Other reasons: Because they did not make a blessing prior to learning the Torah (Talmud, Bava Metzia 85b). Because they ruled according to the letter of the law (Talmud, Bava Metzia 30b). Because of “sinat chinam” — baseless hatred (Talmud, Bava Metzia 30b).
Notice, please: The reasons range from the neglect of ritual matters to the neglect of ethical matters.
If I were to call for a widespread American Jewish revival of Tisha B’Av, I would do so not because I believe that we need to continually mourn our ancient destructions and heartaches. Rather, I would do so because we need to ponder the sins that led to the destruction and resolve to change those behaviors.
We already have Yom Kippur, you are saying. But that’s for personal sin. Tisha B’Av should be about communal sin.
But, not just the Jews. Here, we have something to model for America.
Revisit the ethical sins that led to the destruction of Jerusalem: Because they lost their sense of shame. Because they did not admonish each other; they turned their faces away and saw no evil. Because of sinat chinam — baseless hatred.
Each of those sins exists in America today.
We have lost our sense of shame. We need to regain our shame — of what our country has become. We have become a culture of entitlement, in which we insist on the very letter of the law when it comes to our rights and ignore our responsibilities for the common good. We engage in sinat chinam — gratuitous, free-flowing hatred.
Consider that force in our nation, and in the world, that is the most vulnerable to distortion — nationalism. Nationalism is normal, and even desirable. But, ultra-nationalism becomes toxic, because it can lead to fascism.
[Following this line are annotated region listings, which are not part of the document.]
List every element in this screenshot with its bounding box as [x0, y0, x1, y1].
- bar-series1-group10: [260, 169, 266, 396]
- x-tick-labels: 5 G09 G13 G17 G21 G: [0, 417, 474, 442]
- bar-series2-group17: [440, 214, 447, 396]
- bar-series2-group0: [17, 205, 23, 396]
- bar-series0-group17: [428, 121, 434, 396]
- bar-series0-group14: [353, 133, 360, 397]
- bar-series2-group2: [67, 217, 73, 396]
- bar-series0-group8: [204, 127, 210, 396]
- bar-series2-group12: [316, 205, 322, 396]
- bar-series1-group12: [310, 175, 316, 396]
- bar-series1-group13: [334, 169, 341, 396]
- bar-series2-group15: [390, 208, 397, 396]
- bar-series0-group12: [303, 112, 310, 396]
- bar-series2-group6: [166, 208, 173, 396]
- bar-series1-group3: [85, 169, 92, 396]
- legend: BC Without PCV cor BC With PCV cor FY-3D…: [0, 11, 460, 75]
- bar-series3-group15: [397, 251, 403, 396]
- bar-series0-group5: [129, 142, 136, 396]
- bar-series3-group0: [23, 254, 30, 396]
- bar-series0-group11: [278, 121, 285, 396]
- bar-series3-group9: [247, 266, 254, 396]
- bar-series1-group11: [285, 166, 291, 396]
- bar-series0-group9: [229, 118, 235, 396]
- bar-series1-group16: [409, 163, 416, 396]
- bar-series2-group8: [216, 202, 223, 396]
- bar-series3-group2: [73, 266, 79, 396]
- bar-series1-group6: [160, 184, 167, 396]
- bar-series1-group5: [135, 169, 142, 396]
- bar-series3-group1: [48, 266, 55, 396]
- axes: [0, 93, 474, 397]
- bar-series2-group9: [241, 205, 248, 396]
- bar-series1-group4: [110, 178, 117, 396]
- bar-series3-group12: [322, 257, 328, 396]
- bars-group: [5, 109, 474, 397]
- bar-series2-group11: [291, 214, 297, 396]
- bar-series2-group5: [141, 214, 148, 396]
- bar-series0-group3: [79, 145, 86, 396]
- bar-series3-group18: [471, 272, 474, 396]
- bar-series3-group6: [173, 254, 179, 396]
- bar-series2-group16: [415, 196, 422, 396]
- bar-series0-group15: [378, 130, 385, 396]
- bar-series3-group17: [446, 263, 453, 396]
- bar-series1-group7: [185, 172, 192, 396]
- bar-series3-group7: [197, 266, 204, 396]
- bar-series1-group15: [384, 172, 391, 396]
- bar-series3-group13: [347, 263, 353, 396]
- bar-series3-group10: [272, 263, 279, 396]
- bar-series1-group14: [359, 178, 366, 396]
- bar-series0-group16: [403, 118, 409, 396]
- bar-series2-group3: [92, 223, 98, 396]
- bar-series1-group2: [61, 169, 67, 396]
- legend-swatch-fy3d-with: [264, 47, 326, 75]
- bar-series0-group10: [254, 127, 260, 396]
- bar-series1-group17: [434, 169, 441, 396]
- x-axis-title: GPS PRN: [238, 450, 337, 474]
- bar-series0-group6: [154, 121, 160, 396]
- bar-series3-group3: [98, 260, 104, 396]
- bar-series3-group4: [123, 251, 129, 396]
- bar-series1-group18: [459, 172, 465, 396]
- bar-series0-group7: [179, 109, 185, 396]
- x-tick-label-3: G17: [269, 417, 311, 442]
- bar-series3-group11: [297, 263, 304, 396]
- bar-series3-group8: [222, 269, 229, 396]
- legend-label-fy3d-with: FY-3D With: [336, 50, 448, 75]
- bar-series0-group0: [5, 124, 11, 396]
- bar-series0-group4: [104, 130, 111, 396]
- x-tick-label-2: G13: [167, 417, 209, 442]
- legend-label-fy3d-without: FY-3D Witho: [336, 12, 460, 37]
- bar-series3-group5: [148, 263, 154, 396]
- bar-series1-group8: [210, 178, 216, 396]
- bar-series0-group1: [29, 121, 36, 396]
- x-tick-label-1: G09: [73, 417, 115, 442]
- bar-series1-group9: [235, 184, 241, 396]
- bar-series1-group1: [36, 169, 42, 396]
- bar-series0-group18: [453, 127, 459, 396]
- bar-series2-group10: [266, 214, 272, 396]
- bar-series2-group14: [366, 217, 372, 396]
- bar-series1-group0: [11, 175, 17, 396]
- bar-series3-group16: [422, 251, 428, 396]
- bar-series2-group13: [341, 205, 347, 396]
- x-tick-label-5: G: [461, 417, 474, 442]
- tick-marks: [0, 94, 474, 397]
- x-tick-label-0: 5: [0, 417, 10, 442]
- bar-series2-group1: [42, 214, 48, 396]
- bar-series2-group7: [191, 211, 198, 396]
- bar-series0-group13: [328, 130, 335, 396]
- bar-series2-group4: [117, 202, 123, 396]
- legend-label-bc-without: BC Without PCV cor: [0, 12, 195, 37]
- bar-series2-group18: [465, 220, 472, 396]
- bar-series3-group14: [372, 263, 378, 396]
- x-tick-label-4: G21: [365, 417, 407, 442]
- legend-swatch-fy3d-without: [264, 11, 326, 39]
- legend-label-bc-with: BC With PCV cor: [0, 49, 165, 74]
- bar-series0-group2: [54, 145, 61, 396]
Nationalism often sees the enemy outside our borders. This is not necessarily unhealthy. Ultra-nationalism only sees the enemy within our borders. Those who are Other — racially other, religiously other, sexually other. When our violence turns inward and toward our own, we are a culture and a society that has begun the wretched road to the conditions that gave rise to the destruction of Jerusalem.
For those of you who are fans of “Star Wars”: Luke Skywalker needed to understand the dark side of the force. America needs to understand the dark side of the American force — and that dark side has always been white supremacy and the hatred of the other.
I turn to the words of the late Sen. Margaret Chase Smith of Maine, the first woman to serve in both houses of Congress.
She spoke these words in 1950:
Those of us who shout the loudest about Americanism in making character assassinations are all too frequently those who, by our own words and acts, ignore some of the principles of Americanism. The right to criticize. The right to hold unpopular beliefs. The right to protest. The right of independent thought. The exercise of these rights should not cost one single American citizen his reputation or his right to a livelihood nor should he be in danger of losing his reputation or livelihood merely because he happens to know someone who holds unpopular beliefs. Who of us does not? Otherwise none of us could call our own souls our own.
Let us call our souls our own.
And, let us heal the soul of this nation.
For those of you who fast, may it be easy, meaningful and redemptive.